We observed a positive association between having a history of pre-term delivery, stillbirths and macrosomic baby and having a first degree relative with diabetes mellitus with the development of gestational diabetes mellitus.
The findings are consistent with other previous studies.20–24,30 A cross-sectional study in Cameroon reported a six-fold increase of gestational diabetes mellitus among pregnant women with a history of unexplained stillbirths (OR: 5.7, 95%CI: 2.5–12.1), an eightfold increase of gestational diabetes mellitus in women with a history of macrosomia (OR: 8.5, 95%CI: 3.8–19),31 while a study in rural and urban Tanzania showed a 2.8 times elevated risk of gestational diabetes mellitus in pregnant women with past history of stillbirths (OR 2.8, 95% CI: 1.5–5.4), and a 2.1 times risk of developing gestational diabetes mellitus in women with a positive family history of type 2 diabetes (95% CI: 1.1–4.2).24 Previous studies have also acknowledged obesity and advanced maternal age as risk factors for the development of gestational diabetes mellitus14,15,32 while other studies have reported significant associations between gestational diabetes mellitus and parity and history of abortion.15,33 On the contrary, our results show advanced maternal age, parity, raised blood pressure during pregnancy and history of abortions were not associated with gestational diabetes mellitus.

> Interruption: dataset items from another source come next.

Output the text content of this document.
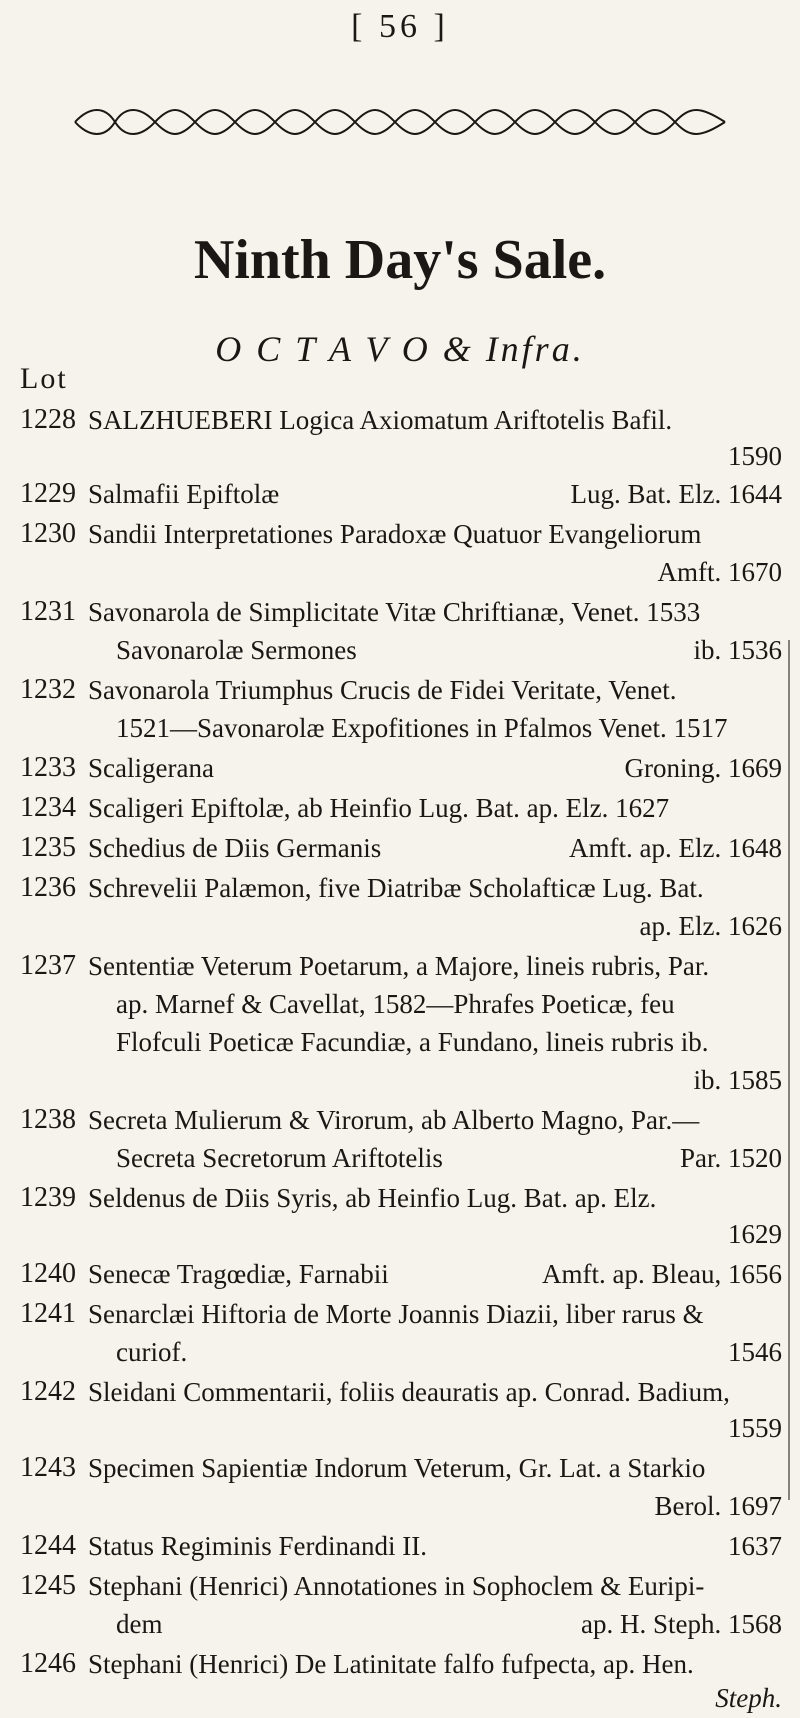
[ 56 ]
Ninth Day's Sale.
O C T A V O & Infra.
Lot
1228 SALZHUEBERI Logica Axiomatum Ariftotelis Bafil.
1590
1229 Salmafii Epiftolæ	Lug. Bat. Elz. 1644
1230 Sandii Interpretationes Paradoxæ Quatuor Evangeliorum
Amft. 1670
1231 Savonarola de Simplicitate Vitæ Chriftianæ, Venet. 1533
Savonarolæ Sermones	ib. 1536
1232 Savonarola Triumphus Crucis de Fidei Veritate, Venet.
1521—Savonarolæ Expofitiones in Pfalmos Venet. 1517
1233 Scaligerana	Groning. 1669
1234 Scaligeri Epiftolæ, ab Heinfio Lug. Bat. ap. Elz. 1627
1235 Schedius de Diis Germanis	Amft. ap. Elz. 1648
1236 Schrevelii Palæmon, five Diatribæ Scholafticæ Lug. Bat.
ap. Elz. 1626
1237 Sententiæ Veterum Poetarum, a Majore, lineis rubris, Par.
ap. Marnef & Cavellat, 1582—Phrafes Poeticæ, feu
Flofculi Poeticæ Facundiæ, a Fundano, lineis rubris ib.
ib. 1585
1238 Secreta Mulierum & Virorum, ab Alberto Magno, Par.—
Secreta Secretorum Ariftotelis	Par. 1520
1239 Seldenus de Diis Syris, ab Heinfio Lug. Bat. ap. Elz.
1629
1240 Senecæ Tragœdiæ, Farnabii	Amft. ap. Bleau, 1656
1241 Senarclæi Hiftoria de Morte Joannis Diazii, liber rarus &
curiof.	1546
1242 Sleidani Commentarii, foliis deauratis ap. Conrad. Badium,
1559
1243 Specimen Sapientiæ Indorum Veterum, Gr. Lat. a Starkio
Berol. 1697
1244 Status Regiminis Ferdinandi II.	1637
1245 Stephani (Henrici) Annotationes in Sophoclem & Euripi-
dem	ap. H. Steph. 1568
1246 Stephani (Henrici) De Latinitate falfo fufpecta, ap. Hen.
Steph.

Limitations of the study include non-inclusion of pre-pregnancy BMI as a variable in the assessment of associated factors, instead BMI recorded during the 20 week of gestation was used. Secondly, the study duration of 2 months was too short for this type of study. A longer duration would be required to address risks and maternal or fetal outcomes of the condition. Furthermore, being a cross-sectional study, it was not possible to study the causal relationship of factors and development of GDM. Lastly, the study was done at a single facility, thus findings and conclusions from the study may not be representatiive of the actual prevalence of GDM in the area.
Conclusion
In conclusion, the prevalence of gestational diabetes mellitus was low among rural pregnant women in southern Tanzania.